The 2014-15 college athletic season has officially begun and it has started with another round of conference realignment. Earlier today twelve teams either changed leagues or moved up from the Football Championship Subdivision (FCS) to an FBS-level conference. Here is how today's changes occurred:
The American Athletic Conference added three teams (East Carolina, Tulane, and Tulsa) and lost two (Louisville and Rutgers). The changes give the American eleven teams for the 2014-15 season, but its football membership will increase to twelve when Navy joins in July 2015. Once Navy's move occurs, the American will split into two six-team divisions and will sponsor a championship game.

The Atlantic Coast Conference welcomed Louisville as its newest member. The Cardinals replace the outgoing Maryland Terrapins, a charter member of the ACC when it first began intercollegiate play in 1953.

The Big Ten Conference added Maryland and Rutgers as its thirteenth and fourteenth members respectively. In admitting these two teams, the Big Ten encompasses a geographic footprint stretching from the Rocky Mountains to the Atlantic Coast. It now has access to media markets in the Baltimore-D.C. area as well as metropolitan New York City.
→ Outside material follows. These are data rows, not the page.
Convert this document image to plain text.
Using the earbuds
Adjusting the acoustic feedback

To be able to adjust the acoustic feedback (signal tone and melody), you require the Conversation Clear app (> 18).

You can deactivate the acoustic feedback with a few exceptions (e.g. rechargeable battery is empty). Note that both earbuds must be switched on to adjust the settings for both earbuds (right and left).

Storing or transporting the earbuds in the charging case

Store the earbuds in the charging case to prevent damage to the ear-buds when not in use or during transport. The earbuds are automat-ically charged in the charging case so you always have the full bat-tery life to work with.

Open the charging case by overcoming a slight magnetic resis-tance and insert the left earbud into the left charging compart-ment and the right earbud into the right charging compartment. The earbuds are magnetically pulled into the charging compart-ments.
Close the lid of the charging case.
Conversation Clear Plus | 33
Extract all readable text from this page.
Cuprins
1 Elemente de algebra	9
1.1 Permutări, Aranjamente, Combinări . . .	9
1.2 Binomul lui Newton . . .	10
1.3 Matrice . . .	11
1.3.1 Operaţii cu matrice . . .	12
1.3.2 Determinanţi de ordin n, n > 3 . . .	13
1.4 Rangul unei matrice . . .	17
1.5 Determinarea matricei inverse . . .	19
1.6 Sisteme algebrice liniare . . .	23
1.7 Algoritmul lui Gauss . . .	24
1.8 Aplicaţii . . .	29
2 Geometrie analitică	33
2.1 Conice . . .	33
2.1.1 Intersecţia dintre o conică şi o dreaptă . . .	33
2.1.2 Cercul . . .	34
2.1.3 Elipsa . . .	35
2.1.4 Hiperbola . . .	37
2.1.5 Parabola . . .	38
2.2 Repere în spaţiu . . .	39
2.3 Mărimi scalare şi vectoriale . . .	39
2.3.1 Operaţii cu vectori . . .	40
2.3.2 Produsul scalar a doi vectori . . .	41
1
ESPN's Adam Rittenberg has more information about the Big Ten's eastern expansion in the following video:
The BIG XII, the PAC-12, the Mountain West, and the SEC were not affected by this year's realignment. The Mid-American Conference will lose UMass in 2015, a departure which will reduce the MAC's roster to twelve teams. However, the BIG XII did unveil a new logo, which can be found on the conference's website.
As for Conference-USA, the league experienced five changes to its membership roster. While East Carolina, Tulsa and Tulane all left for the American Athletic Conference, C-USA admitted Old Dominion, which upgraded its football from FCS to FBS, and Western Kentucky from the Sun Belt Conference. For now, C-USA's football membership stands at thirteen until UNC-Charlotte is admitted in 2015 as a full member. More information can be found at Conference-USA's website.
Speaking of the Sun Belt Conference, the league has added four teams: Appalachian State, Georgia Southern, Idaho, and New Mexico State. Both Idaho and New Mexico State played as FBS-level independents last year after the Western Athletic Conference (WAC) stopped sponsoring football after the 2012-13 season. Both Appalachian State and Georgia Southern upgraded their football programs from FCS to FBS-level as part of their move to the Sun Belt. It is also worth mentioning that these two former FCS teams have upset teams from major conferences at games played outside their home stadiums. Appalachian State defeated Michigan at Ann Arbor, 34-32, on September 1st, 2007, while Georgia Southern embarrassed Florida, 26-22, in Gainesville on November 23, 2013.
Excluding a couple more team movements (e.g., Navy's move to the American Athletic Conference) that will occur at the start of the 2015-16 season, the grand conference realignment which started in 2010 has largely concluded. I am not sure if anyone could have anticipated the nationwide effects of the Big Ten Conference's decision to add a twelfth member. But, four years after the Big Ten presidents voted to admit Nebraska, the geographic landscape of American college sports at the FBS-level has been significantly reshaped. The PAC-12, SEC, Big Ten, and the ACC have all expanded outside their historical geographic footprints; the BIG XII has shrunk to ten teams; the Mountain West is now a major regional conference; and two conferences, the Big East and the WAC, no longer exist as football leagues. Finally, the stability of a new association, the American Athletic Conference, is questionable after losing two of its charter members to larger, wealthier conferences.
Unfortunately, the end of the grand realignment only raises more questions about the current state of college football. One of which is whether or not smaller conferences like the American, Conference-USA, and the Sun Belt can endure in a game at risk of being controlled by the five "Power Conferences." Or if the new College Football Playoff system will lead to calls for more equal representation of all FBS-level conferences during the postseason. It may be a long time before we as fans find the answers to those questions. For now, let us wait and see what happens after the 2014-15 season begins in August.